Posted Jun 19, 2012 by Martin Armstrong
Congress does not get it. Banks should be banks – not traders. I retired from making markets when the model said gold would decline after 1980 and indeed it did into 1999. My view, if I had to speculate to keep the business at that level of profit, I felt I might as well trade my own account without all the hassles. Either you are a bank or a proprietary trader. That is what Glass-Steagall was all about & we would not have needed $700 billion bailout. Thank you Ex-Treasury Secretary Rubin/former CEO of Goldman/Adviser to Citibank.Why invest in a hedge fund? You lose it is your loss. Invest in a bank. If they lose, don’t worry, Congress will bail them out and praise their stupidity. There are limits to being a genius. But stupidity has no limitation. Look at MF Global. Nobody from NY ever goes to jail even when they get caught trading with other people’s money. Congress, just turns a blind eye all the time.
Subject: Rep. Schweikert in the Hill: “What sin has JP Morgan committed other than being big enough to lose billions?”
What sin has JP Morgan committed other than being big enough to lose billions?
By Rep. David Schweikert (R-Ariz.)
On May 10, JP Morgan Chase Chairman and CEO Jamie Dimon announced a $2 billion loss in the firm’s Chief Investment Office trading portfolio. Since the disclosure, we have heard of investigations by the SEC, the FBI, and DOJ, among others. Dimon appeared before the Senate Banking Committee on June 13 in submission to the committee’s oversight purview, and he will be doing the same today (June 19) before my committee, the House Financial Services Committee.
Some have called for Dimon’s head. Others have invoked the so-called Volcker Rule, bemoaning its current lack of promulgation and calling for regulators to write rules that would be far-reaching and overwhelmingly inhibiting.

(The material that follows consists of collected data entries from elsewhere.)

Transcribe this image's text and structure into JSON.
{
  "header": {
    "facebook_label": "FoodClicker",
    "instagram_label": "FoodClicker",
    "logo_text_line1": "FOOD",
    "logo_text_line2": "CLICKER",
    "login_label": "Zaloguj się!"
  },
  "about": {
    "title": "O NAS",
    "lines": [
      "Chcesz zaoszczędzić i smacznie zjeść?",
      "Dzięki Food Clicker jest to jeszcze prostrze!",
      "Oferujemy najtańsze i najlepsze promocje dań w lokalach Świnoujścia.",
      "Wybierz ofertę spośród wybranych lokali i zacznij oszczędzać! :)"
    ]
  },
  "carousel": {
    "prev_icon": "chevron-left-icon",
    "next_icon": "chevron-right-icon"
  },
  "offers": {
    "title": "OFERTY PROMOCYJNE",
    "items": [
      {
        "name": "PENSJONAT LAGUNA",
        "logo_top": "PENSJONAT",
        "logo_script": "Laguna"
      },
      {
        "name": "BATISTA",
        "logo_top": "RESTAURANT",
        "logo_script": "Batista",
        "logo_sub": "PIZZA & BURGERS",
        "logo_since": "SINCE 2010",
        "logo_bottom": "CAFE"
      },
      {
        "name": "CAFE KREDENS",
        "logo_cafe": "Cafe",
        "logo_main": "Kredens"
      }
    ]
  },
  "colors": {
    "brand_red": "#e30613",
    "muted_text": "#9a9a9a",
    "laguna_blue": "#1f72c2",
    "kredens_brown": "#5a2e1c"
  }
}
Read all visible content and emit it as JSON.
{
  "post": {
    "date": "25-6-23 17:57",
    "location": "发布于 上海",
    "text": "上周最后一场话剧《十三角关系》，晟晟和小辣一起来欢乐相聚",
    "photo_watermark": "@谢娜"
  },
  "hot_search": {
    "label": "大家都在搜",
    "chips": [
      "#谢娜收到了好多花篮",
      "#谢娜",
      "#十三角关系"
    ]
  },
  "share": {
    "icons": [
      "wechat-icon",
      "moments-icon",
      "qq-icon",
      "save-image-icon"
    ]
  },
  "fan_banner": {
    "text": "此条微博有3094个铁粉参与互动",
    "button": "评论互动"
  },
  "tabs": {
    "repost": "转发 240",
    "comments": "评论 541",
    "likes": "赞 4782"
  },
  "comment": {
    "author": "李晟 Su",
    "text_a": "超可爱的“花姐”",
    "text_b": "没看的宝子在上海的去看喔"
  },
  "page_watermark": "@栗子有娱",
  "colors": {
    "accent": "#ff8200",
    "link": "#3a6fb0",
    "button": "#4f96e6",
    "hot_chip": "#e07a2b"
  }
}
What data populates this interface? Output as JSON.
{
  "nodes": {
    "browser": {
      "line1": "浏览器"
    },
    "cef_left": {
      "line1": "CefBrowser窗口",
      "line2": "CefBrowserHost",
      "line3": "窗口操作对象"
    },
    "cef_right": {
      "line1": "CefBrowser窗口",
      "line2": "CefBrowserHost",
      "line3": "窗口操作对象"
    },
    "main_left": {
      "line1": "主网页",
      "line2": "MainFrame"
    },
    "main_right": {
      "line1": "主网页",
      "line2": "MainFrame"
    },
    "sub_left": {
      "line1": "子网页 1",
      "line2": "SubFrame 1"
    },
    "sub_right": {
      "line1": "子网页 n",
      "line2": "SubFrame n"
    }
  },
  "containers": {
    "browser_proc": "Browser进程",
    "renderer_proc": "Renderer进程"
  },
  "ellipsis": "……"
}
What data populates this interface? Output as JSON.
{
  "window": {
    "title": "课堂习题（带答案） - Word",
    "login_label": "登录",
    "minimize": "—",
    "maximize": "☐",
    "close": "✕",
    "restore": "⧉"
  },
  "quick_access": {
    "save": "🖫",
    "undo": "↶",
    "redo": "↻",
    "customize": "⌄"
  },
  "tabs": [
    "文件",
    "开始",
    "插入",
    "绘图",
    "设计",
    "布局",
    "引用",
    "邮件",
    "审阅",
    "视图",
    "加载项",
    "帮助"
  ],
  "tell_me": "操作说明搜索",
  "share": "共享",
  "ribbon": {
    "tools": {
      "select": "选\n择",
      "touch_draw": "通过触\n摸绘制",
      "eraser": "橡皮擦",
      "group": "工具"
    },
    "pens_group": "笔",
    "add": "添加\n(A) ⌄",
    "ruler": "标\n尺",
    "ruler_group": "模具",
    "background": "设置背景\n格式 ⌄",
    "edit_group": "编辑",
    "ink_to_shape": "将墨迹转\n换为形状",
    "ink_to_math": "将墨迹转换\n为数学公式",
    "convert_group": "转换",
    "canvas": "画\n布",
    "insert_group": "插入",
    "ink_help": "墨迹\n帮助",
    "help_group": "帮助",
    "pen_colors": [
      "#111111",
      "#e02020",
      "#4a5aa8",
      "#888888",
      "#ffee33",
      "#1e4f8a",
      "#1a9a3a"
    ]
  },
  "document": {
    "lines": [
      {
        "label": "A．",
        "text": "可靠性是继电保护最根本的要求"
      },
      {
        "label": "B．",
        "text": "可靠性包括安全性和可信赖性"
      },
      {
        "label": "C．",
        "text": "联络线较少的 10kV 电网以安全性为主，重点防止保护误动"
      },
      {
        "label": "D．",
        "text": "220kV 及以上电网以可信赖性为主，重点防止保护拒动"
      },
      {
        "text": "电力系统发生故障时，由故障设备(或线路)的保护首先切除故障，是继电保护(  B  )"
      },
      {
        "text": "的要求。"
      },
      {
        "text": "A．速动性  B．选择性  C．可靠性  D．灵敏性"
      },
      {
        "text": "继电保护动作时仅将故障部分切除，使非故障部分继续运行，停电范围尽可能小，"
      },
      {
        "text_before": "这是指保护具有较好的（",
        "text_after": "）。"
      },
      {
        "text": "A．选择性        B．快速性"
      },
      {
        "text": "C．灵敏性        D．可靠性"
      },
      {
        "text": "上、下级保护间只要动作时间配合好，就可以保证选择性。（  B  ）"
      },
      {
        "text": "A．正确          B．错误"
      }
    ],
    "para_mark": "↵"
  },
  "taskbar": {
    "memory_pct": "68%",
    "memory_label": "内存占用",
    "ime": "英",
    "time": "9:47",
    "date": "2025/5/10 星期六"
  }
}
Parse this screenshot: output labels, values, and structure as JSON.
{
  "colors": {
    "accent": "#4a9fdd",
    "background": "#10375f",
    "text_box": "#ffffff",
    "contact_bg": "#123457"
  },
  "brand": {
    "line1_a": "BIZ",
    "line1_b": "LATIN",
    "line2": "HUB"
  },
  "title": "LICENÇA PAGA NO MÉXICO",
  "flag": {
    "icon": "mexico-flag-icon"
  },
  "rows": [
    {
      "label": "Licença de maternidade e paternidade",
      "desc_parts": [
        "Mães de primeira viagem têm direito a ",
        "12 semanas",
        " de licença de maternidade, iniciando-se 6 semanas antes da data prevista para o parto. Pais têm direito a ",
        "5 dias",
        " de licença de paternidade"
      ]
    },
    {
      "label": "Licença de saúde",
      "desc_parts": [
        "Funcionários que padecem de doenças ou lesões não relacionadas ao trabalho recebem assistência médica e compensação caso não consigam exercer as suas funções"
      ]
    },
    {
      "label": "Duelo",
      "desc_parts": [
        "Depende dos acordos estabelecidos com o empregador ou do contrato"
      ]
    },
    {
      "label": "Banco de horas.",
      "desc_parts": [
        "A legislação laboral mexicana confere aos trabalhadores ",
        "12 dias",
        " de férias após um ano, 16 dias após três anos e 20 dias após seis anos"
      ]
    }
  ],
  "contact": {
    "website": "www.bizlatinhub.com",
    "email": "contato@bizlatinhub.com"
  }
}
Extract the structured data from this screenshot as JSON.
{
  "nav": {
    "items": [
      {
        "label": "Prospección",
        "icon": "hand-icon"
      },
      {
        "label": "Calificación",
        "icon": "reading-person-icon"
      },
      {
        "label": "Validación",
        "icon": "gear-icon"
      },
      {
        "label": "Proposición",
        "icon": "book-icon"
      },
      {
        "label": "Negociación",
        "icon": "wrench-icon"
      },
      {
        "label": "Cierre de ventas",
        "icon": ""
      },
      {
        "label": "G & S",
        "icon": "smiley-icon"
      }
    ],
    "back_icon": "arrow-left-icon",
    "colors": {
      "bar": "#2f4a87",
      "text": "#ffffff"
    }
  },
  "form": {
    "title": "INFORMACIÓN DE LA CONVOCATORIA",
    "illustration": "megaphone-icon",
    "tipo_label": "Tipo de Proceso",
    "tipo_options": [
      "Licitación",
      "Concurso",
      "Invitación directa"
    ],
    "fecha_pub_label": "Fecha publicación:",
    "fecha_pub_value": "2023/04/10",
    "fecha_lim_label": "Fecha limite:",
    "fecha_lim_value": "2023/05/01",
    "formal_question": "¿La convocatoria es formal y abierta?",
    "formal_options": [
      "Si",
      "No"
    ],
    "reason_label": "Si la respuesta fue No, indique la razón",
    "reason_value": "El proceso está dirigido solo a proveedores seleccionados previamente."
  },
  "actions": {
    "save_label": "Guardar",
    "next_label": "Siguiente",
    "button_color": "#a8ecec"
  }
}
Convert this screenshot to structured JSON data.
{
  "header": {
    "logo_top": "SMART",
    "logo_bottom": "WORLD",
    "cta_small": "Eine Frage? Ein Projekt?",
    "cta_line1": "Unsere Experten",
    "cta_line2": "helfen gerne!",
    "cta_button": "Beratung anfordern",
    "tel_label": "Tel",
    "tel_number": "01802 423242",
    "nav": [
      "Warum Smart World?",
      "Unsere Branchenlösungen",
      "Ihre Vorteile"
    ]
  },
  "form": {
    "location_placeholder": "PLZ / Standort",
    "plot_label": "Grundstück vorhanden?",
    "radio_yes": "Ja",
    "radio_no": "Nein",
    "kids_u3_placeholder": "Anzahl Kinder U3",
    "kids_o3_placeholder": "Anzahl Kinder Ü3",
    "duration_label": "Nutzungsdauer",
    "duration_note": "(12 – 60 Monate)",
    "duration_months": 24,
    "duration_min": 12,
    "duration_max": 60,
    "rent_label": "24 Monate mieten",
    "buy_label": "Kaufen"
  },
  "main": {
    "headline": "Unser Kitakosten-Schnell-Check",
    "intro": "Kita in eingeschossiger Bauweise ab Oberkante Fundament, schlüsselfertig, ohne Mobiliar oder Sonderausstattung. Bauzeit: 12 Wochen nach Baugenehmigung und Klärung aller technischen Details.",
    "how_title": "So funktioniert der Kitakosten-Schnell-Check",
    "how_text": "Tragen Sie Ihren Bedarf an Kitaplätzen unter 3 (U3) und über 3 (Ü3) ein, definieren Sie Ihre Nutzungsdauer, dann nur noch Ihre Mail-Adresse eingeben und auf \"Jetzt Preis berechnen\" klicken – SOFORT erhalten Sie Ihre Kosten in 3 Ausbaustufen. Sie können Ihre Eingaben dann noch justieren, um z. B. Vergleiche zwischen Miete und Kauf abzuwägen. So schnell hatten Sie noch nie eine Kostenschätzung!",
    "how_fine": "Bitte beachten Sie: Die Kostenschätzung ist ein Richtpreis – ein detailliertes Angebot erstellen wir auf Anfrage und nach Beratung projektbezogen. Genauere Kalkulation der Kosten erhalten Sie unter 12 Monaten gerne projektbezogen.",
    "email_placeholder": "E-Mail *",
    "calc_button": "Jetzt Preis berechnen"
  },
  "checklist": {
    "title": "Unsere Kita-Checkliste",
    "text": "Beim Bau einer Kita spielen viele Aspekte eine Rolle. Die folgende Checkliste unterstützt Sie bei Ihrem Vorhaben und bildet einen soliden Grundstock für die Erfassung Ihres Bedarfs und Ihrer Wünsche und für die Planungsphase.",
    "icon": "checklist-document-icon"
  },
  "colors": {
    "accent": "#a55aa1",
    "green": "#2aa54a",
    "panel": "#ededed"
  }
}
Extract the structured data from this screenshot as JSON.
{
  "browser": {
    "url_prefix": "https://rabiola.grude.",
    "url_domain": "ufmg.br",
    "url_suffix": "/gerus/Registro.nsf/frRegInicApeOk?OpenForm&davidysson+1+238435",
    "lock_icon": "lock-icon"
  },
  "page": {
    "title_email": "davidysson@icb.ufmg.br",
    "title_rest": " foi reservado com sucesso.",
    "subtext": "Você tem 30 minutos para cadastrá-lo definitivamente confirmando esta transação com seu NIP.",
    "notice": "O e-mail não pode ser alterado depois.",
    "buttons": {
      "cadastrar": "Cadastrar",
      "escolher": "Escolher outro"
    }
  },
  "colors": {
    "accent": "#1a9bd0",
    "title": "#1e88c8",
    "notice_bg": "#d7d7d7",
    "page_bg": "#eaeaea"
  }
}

In addition to Dimon’s appearances and testimony, the Senate Banking Committee, as well as the House Financial Services Committee, have called upon representatives from financial regulatory bodies to submit testimony on JP Morgan’s trading losses. The questions by Congress range from the ‘how’ to ‘why’ this went undetected by the overseers and what backstops can be installed across the industry to prevent this from happening again.
This is fair.
A more than $2 billion trading loss by a blue chip firm like JP Morgan inevitably roils the marketplace, inadvertently affecting market caps as well as savings and retirement accounts.
We can never unwind the connectivity inherent in our markets, nor should we really be looking to. So it’s reasonable to worry over how to prevent one company’s cold from infecting the group, to borrow from a well-known metaphor.
But what are we looking for from Dimon? An apology? An admission of guilt? What sin has JP Morgan committed other than being big enough to lose billions of their own money in a quarter and still turn a $4 billion profit?
Did the bank violate the Volcker Rule? Volcker’s not actually enforceable yet, and full details of the firm’s losses have yet to be disclosed, but all evidence would indicate that JP Morgan did no such thing.
Was the firm gambling with depositor, taxpayer, or government money?
No on all accounts. So why the public outcry for JP Morgan and Jamie Dimon to explain themselves?
I’d like to pose two answers to that question: 1) Anger, and 2) Fear.
Four years ago, housing prices, retirement accounts, income, and employment came tumbling down, and we are mad that no one but taxpayers has paid for that to date.
Since the crash, Washington lawmakers have crafted the behemoth known as the Dodd-Frank Act, but before all 400-plus rules could be written, along came JP Morgan, a bank which walked out of the 2008 crash seemingly unscathed, and lost more than $2 billion by hedging esoteric synthetic credit products.
Sounds like reason enough to be plenty mad.
Then there’s fear. We are afraid of anything that smells like the market calamity of 2008. Regardless of how incomparable the two events are, when we hear about big dollar losses and a slew of financial jargon that no one understands, we’re afraid.
Fear isn’t something that can be assuaged with facts and figures; fear keeps us checking under the bed for monsters long after our intellect tells us there’s no such thing.
I suggest that our anger and our fear have offered us an opportunity.
Instead of vilifying JP Morgan, let’s use this public call to the carpet as a chance to educate ourselves on the free enterprise that takes place at firms like JP Morgan, and that this time unfortunately resulted in a sizable loss to the bank and its shareholders. Let’s question him – and the assembled regulators – on how JP Morgan could have managed its risk better, and how the marketplace can work to more locally contain the unavoidable ripples that occur from such activity.
Let’s be sure to use this opportunity for the betterment of our free marketplace and not to call a firm out for practicing what we as a country preach.
Rep. Schweikert (R-Ariz.) is a member of the House Financial Services Committee.